Avec la loi AGEC il y a eu un renforcement de ces objectifs de prévention, avant cette loi, il y avait une absence d’objectifs clairs de prévention. Jusque-là, les objectifs portaient sur la gestion des déchets avec des objectifs de collecte, de recyclage, de préparation à la réutilisation mais il n’y avait pas d’objectifs distincts de prévention, ce que la loi AGEC vient modifier.

De même, jusqu’à présent les éco-organismes n’étaient pas sanctionnés pour non atteinte des objectifs. La loi AGEC vient également modifier cela 2.

Une autre limite est le coût de la réparation qui est assez élevé 3.
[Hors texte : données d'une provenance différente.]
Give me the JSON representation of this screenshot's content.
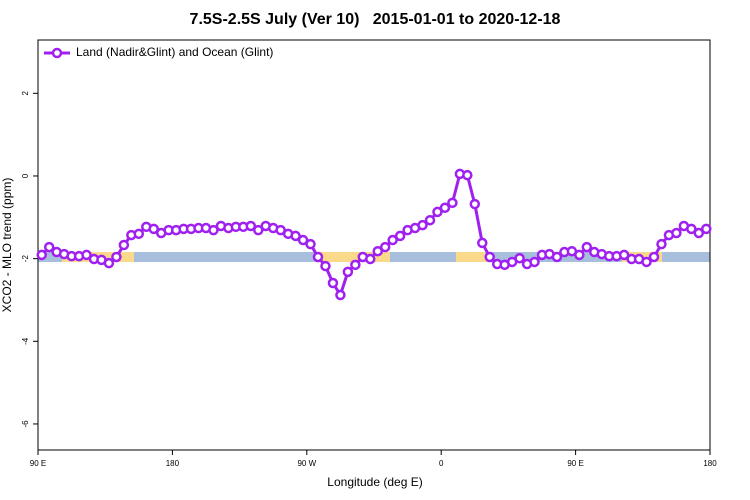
{
  "chart_data": {
    "type": "line",
    "title": "7.5S-2.5S July (Ver 10)   2015-01-01 to 2020-12-18",
    "x_label": "Longitude (deg E)",
    "y_label": "XCO2 - MLO trend (ppm)",
    "x": [
      92.5,
      97.5,
      102.5,
      107.5,
      112.5,
      117.5,
      122.5,
      127.5,
      132.5,
      137.5,
      142.5,
      147.5,
      152.5,
      157.5,
      162.5,
      167.5,
      172.5,
      177.5,
      182.5,
      187.5,
      192.5,
      197.5,
      202.5,
      207.5,
      212.5,
      217.5,
      222.5,
      227.5,
      232.5,
      237.5,
      242.5,
      247.5,
      252.5,
      257.5,
      262.5,
      267.5,
      272.5,
      277.5,
      282.5,
      287.5,
      292.5,
      297.5,
      302.5,
      307.5,
      312.5,
      317.5,
      322.5,
      327.5,
      332.5,
      337.5,
      342.5,
      347.5,
      352.5,
      357.5,
      362.5,
      367.5,
      372.5,
      377.5,
      382.5,
      387.5,
      392.5,
      397.5,
      402.5,
      407.5,
      412.5,
      417.5,
      422.5,
      427.5,
      432.5,
      437.5,
      442.5,
      447.5,
      452.5,
      457.5,
      462.5,
      467.5,
      472.5,
      477.5,
      482.5,
      487.5,
      492.5,
      497.5,
      502.5,
      507.5,
      512.5,
      517.5,
      522.5,
      527.5,
      532.5,
      537.5
    ],
    "series": [
      {
        "name": "Land (Nadir&Glint) and Ocean (Glint)",
        "color": "#a020f0",
        "values": [
          -1.91,
          -1.72,
          -1.84,
          -1.89,
          -1.94,
          -1.94,
          -1.91,
          -2.01,
          -2.03,
          -2.11,
          -1.96,
          -1.67,
          -1.43,
          -1.4,
          -1.23,
          -1.28,
          -1.38,
          -1.31,
          -1.31,
          -1.28,
          -1.28,
          -1.26,
          -1.26,
          -1.31,
          -1.21,
          -1.26,
          -1.23,
          -1.23,
          -1.21,
          -1.31,
          -1.21,
          -1.26,
          -1.31,
          -1.4,
          -1.45,
          -1.55,
          -1.65,
          -1.96,
          -2.18,
          -2.59,
          -2.88,
          -2.32,
          -2.15,
          -1.96,
          -2.01,
          -1.82,
          -1.72,
          -1.55,
          -1.45,
          -1.31,
          -1.26,
          -1.19,
          -1.07,
          -0.87,
          -0.77,
          -0.65,
          0.05,
          0.02,
          -0.68,
          -1.62,
          -1.96,
          -2.13,
          -2.15,
          -2.08,
          -1.99,
          -2.13,
          -2.08,
          -1.91,
          -1.89,
          -1.96,
          -1.84,
          -1.82,
          -1.91,
          -1.72,
          -1.84,
          -1.89,
          -1.94,
          -1.94,
          -1.91,
          -2.01,
          -2.01,
          -2.08,
          -1.96,
          -1.65,
          -1.43,
          -1.38,
          -1.21,
          -1.28,
          -1.38,
          -1.28
        ]
      }
    ],
    "xlim": [
      90,
      540
    ],
    "xticks": [
      {
        "value": 90,
        "label": "90 E"
      },
      {
        "value": 180,
        "label": "180"
      },
      {
        "value": 270,
        "label": "90 W"
      },
      {
        "value": 360,
        "label": "0"
      },
      {
        "value": 450,
        "label": "90 E"
      },
      {
        "value": 540,
        "label": "180"
      }
    ],
    "ylim": [
      -6.63,
      3.29
    ],
    "yticks": [
      2,
      0,
      -2,
      -4,
      -6
    ],
    "legend": "top-left",
    "grid": false
  }
}
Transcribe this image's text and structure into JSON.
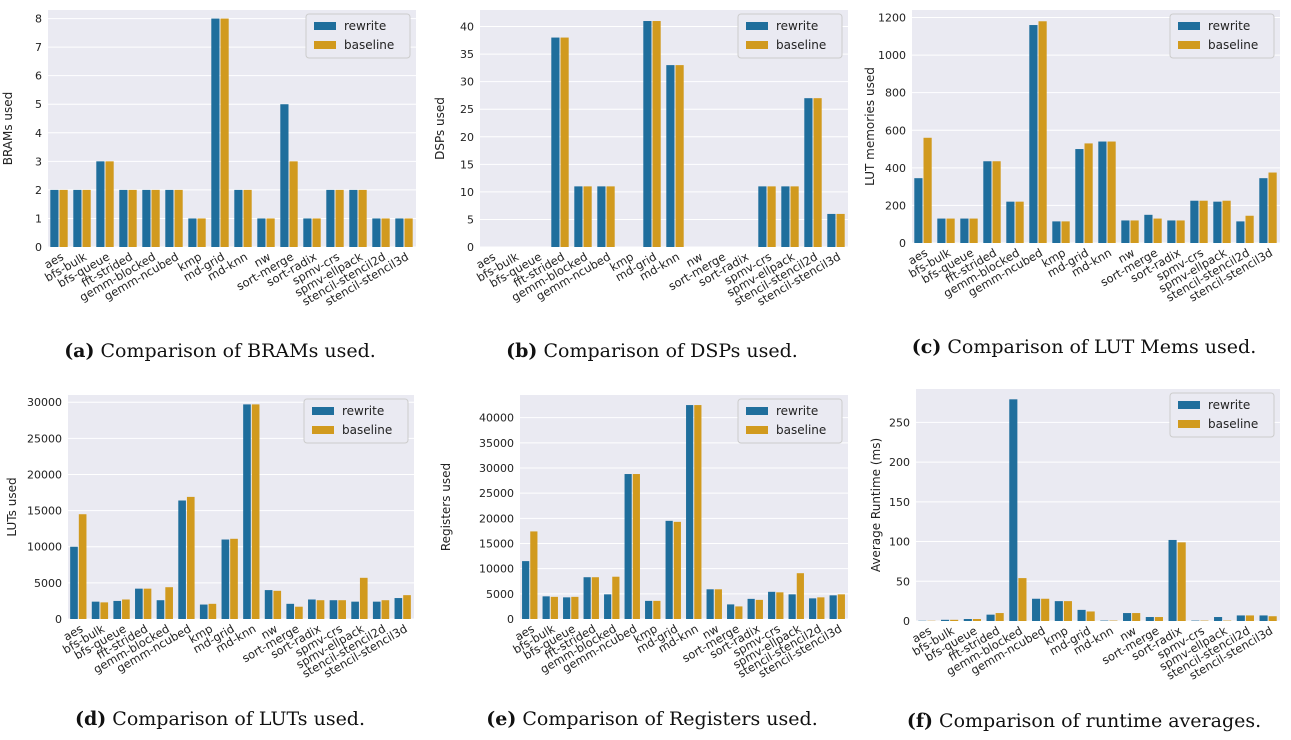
{
  "colors": {
    "rewrite": "#1f6e9c",
    "baseline": "#d19a1e",
    "plot_bg": "#eaeaf2",
    "grid": "#ffffff"
  },
  "chart_data": [
    {
      "type": "bar",
      "categories": [
        "aes",
        "bfs-bulk",
        "bfs-queue",
        "fft-strided",
        "gemm-blocked",
        "gemm-ncubed",
        "kmp",
        "md-grid",
        "md-knn",
        "nw",
        "sort-merge",
        "sort-radix",
        "spmv-crs",
        "spmv-ellpack",
        "stencil-stencil2d",
        "stencil-stencil3d"
      ],
      "series": [
        {
          "name": "rewrite",
          "values": [
            2,
            2,
            3,
            2,
            2,
            2,
            1,
            8,
            2,
            1,
            5,
            1,
            2,
            2,
            1,
            1
          ]
        },
        {
          "name": "baseline",
          "values": [
            2,
            2,
            3,
            2,
            2,
            2,
            1,
            8,
            2,
            1,
            3,
            1,
            2,
            2,
            1,
            1
          ]
        }
      ],
      "ylabel": "BRAMs used",
      "ylim": [
        0,
        8.3
      ],
      "yticks": [
        "0",
        "1",
        "2",
        "3",
        "4",
        "5",
        "6",
        "7",
        "8"
      ],
      "legend": "top-right",
      "grid": true,
      "caption_label": "(a)",
      "caption_text": "Comparison of BRAMs used."
    },
    {
      "type": "bar",
      "categories": [
        "aes",
        "bfs-bulk",
        "bfs-queue",
        "fft-strided",
        "gemm-blocked",
        "gemm-ncubed",
        "kmp",
        "md-grid",
        "md-knn",
        "nw",
        "sort-merge",
        "sort-radix",
        "spmv-crs",
        "spmv-ellpack",
        "stencil-stencil2d",
        "stencil-stencil3d"
      ],
      "series": [
        {
          "name": "rewrite",
          "values": [
            0,
            0,
            0,
            38,
            11,
            11,
            0,
            41,
            33,
            0,
            0,
            0,
            11,
            11,
            27,
            6
          ]
        },
        {
          "name": "baseline",
          "values": [
            0,
            0,
            0,
            38,
            11,
            11,
            0,
            41,
            33,
            0,
            0,
            0,
            11,
            11,
            27,
            6
          ]
        }
      ],
      "ylabel": "DSPs used",
      "ylim": [
        0,
        43
      ],
      "yticks": [
        "0",
        "5",
        "10",
        "15",
        "20",
        "25",
        "30",
        "35",
        "40"
      ],
      "legend": "top-right",
      "grid": true,
      "caption_label": "(b)",
      "caption_text": "Comparison of DSPs used."
    },
    {
      "type": "bar",
      "categories": [
        "aes",
        "bfs-bulk",
        "bfs-queue",
        "fft-strided",
        "gemm-blocked",
        "gemm-ncubed",
        "kmp",
        "md-grid",
        "md-knn",
        "nw",
        "sort-merge",
        "sort-radix",
        "spmv-crs",
        "spmv-ellpack",
        "stencil-stencil2d",
        "stencil-stencil3d"
      ],
      "series": [
        {
          "name": "rewrite",
          "values": [
            345,
            130,
            130,
            435,
            220,
            1160,
            115,
            500,
            540,
            120,
            150,
            120,
            225,
            220,
            115,
            345
          ]
        },
        {
          "name": "baseline",
          "values": [
            560,
            130,
            130,
            435,
            220,
            1180,
            115,
            530,
            540,
            120,
            130,
            120,
            225,
            225,
            145,
            375
          ]
        }
      ],
      "ylabel": "LUT memories used",
      "ylim": [
        0,
        1240
      ],
      "yticks": [
        "0",
        "200",
        "400",
        "600",
        "800",
        "1000",
        "1200"
      ],
      "legend": "top-right",
      "grid": true,
      "caption_label": "(c)",
      "caption_text": "Comparison of LUT Mems used."
    },
    {
      "type": "bar",
      "categories": [
        "aes",
        "bfs-bulk",
        "bfs-queue",
        "fft-strided",
        "gemm-blocked",
        "gemm-ncubed",
        "kmp",
        "md-grid",
        "md-knn",
        "nw",
        "sort-merge",
        "sort-radix",
        "spmv-crs",
        "spmv-ellpack",
        "stencil-stencil2d",
        "stencil-stencil3d"
      ],
      "series": [
        {
          "name": "rewrite",
          "values": [
            10000,
            2400,
            2500,
            4200,
            2600,
            16400,
            2000,
            11000,
            29700,
            4000,
            2100,
            2700,
            2600,
            2400,
            2400,
            2900
          ]
        },
        {
          "name": "baseline",
          "values": [
            14500,
            2300,
            2700,
            4200,
            4400,
            16900,
            2100,
            11100,
            29700,
            3900,
            1700,
            2600,
            2600,
            5700,
            2600,
            3300
          ]
        }
      ],
      "ylabel": "LUTs used",
      "ylim": [
        0,
        31000
      ],
      "yticks": [
        "0",
        "5000",
        "10000",
        "15000",
        "20000",
        "25000",
        "30000"
      ],
      "legend": "top-right",
      "grid": true,
      "caption_label": "(d)",
      "caption_text": "Comparison of LUTs used."
    },
    {
      "type": "bar",
      "categories": [
        "aes",
        "bfs-bulk",
        "bfs-queue",
        "fft-strided",
        "gemm-blocked",
        "gemm-ncubed",
        "kmp",
        "md-grid",
        "md-knn",
        "nw",
        "sort-merge",
        "sort-radix",
        "spmv-crs",
        "spmv-ellpack",
        "stencil-stencil2d",
        "stencil-stencil3d"
      ],
      "series": [
        {
          "name": "rewrite",
          "values": [
            11500,
            4500,
            4300,
            8300,
            4900,
            28800,
            3600,
            19500,
            42500,
            5900,
            2900,
            4000,
            5400,
            4900,
            4100,
            4700
          ]
        },
        {
          "name": "baseline",
          "values": [
            17400,
            4400,
            4400,
            8300,
            8400,
            28800,
            3600,
            19300,
            42500,
            5900,
            2500,
            3800,
            5300,
            9100,
            4300,
            4900
          ]
        }
      ],
      "ylabel": "Registers used",
      "ylim": [
        0,
        44500
      ],
      "yticks": [
        "0",
        "5000",
        "10000",
        "15000",
        "20000",
        "25000",
        "30000",
        "35000",
        "40000"
      ],
      "legend": "top-right",
      "grid": true,
      "caption_label": "(e)",
      "caption_text": "Comparison of Registers used."
    },
    {
      "type": "bar",
      "categories": [
        "aes",
        "bfs-bulk",
        "bfs-queue",
        "fft-strided",
        "gemm-blocked",
        "gemm-ncubed",
        "kmp",
        "md-grid",
        "md-knn",
        "nw",
        "sort-merge",
        "sort-radix",
        "spmv-crs",
        "spmv-ellpack",
        "stencil-stencil2d",
        "stencil-stencil3d"
      ],
      "series": [
        {
          "name": "rewrite",
          "values": [
            0.3,
            1.5,
            2.5,
            8,
            279,
            28,
            25,
            14,
            0.5,
            10,
            5,
            102,
            0.5,
            5,
            7,
            7
          ]
        },
        {
          "name": "baseline",
          "values": [
            0.3,
            1.5,
            2.5,
            10,
            54,
            28,
            25,
            12,
            0.5,
            10,
            5,
            99,
            0.5,
            0.5,
            7,
            6
          ]
        }
      ],
      "ylabel": "Average Runtime (ms)",
      "ylim": [
        0,
        292
      ],
      "yticks": [
        "0",
        "50",
        "100",
        "150",
        "200",
        "250"
      ],
      "legend": "top-right",
      "grid": true,
      "caption_label": "(f)",
      "caption_text": "Comparison of runtime averages."
    }
  ]
}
LD : je vais y revenir juste après j’ai une question là-dessus.

LD : Est-ce que vous pensez que le nouveau cahier des charges 2022-2027 va améliorer la prévention ? aussi dans ce cahier des charges il y a objectifs de réemploi, ça ne me paraît pas valable pour des DEEE non ?

Alors je n’ai pas eu connaissance du nouveau cahier des charges, […]. Mais effectivement, il était prévu d’ajouter des objectifs de réemploi.

LD : Sur les nouvelles écomodulations, il y a 4 critères dans ce nouveau cahier des charges : l’indice de réparabilité ou la disponibilité de pièces détachées, la recyclabilité, la présence de substances dangereuses et l’incorporation de matière recyclée 4.

HM : Ces critères existaient déjà, sauf l’indice de réparabilité qui a été ajouté.

Par rapport à l’objectif de réemploi, j'aimerais apporter une précision. Il existe deux éco-organismes dans la filière DEEE qui sont Ecosystem et Ecologic qui sont en relation depuis longtemps avec des acteurs de l’économie sociale et solidaire. Ecosystem est en relation avec Envie et Emmaüs, et Ecologic avec le réseau des ressourceries.

Logo de l'éco-organisme "Ecologic"
Logo de l'éco-organisme "Ecosystem"

Dans le cahier des charges précédent, ils avaient l’obligation d’allouer une partie du gisement collecté à ces acteurs pour du réemploi. Donc Ecosystem et Ecologic recensaient déjà la quantité envoyée à ces acteurs pour du réemploi et de la réparation, c’est une donnée qu’ils avaient déjà. La différence à présent est qu’on leur donne un objectif à atteindre. Ils avaient certainement déjà mis en place un indicateur pour suivre ces volumes réemployés, la difficulté est de savoir combien de DEEE ont été jetés, combien ont été réparés par les acteurs de l’ESS.

LD : Parce que l’objectif de réemploi dans le nouveau cahier des charges il est de 2 %, donc ce que vous êtes en train de dire c’est qu’il est peut-être déjà atteint dans les faits ?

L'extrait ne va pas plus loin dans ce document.